I am 25 and have a lovely 26 year old DH, married for a year together for six.
This may sound super weird but I feel like I have been broody since 13 and now it is becoming unbearable. First date with DH we talked about wanting a big family, so we have always been on the same page. Right now we are renting and scraping together everything we can for a house deposit, buying a flat seems doable next year...
I'm going through a really busy/difficult time in my career, DH is more established although should be earning significantly more in a few years. We can't rely on family for childcare. I know now is definitely not the right time for a baby.

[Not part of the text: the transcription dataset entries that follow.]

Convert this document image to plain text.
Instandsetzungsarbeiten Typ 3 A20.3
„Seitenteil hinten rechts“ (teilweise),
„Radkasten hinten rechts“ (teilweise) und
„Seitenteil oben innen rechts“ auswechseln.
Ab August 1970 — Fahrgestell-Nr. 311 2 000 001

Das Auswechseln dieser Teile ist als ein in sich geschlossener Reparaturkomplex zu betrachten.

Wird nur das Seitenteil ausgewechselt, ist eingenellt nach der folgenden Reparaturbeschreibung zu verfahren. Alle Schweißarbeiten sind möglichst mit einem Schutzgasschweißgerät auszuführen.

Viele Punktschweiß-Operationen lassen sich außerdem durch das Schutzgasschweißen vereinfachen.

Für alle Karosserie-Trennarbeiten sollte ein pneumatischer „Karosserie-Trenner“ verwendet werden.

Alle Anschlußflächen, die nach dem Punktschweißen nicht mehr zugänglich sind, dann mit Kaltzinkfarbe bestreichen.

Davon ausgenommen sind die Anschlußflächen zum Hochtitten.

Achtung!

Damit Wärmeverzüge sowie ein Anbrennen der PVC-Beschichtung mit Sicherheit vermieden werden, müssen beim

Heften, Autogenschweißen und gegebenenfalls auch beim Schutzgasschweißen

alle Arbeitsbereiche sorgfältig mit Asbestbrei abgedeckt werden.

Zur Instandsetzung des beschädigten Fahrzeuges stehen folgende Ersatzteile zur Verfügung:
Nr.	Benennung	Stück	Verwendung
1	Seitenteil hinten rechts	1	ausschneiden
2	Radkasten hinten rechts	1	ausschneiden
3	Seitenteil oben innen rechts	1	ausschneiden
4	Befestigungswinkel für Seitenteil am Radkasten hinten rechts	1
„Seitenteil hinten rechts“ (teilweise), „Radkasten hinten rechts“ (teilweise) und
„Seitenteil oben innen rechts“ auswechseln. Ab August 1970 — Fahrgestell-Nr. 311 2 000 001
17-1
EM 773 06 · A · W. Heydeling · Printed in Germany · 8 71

But since being married it's like my hormone/mum gene has gone haywire!! I feel so much longing and heartache for a baby. Logically I know we have should have time biologically, and if we started trying in say 3/4 years we could afford a much more comfortable life for us and a baby.
I just feel like something in my brain is broken, being so broody all the time. I love my job but being honest, I only work so hard for our hypothetical future family, if all goes well in two years time I should be able to consult and work part time with flexibility.
Has anyone felt like this? Desperate want for a baby when it makes no sense. What helped?
(Also before anyone says I should have more holidays/social things/go to festivals/hobbies etc. I feel like I've been there done that! I wish I saved more. Now I'm more interested in work and saving, buying a home.)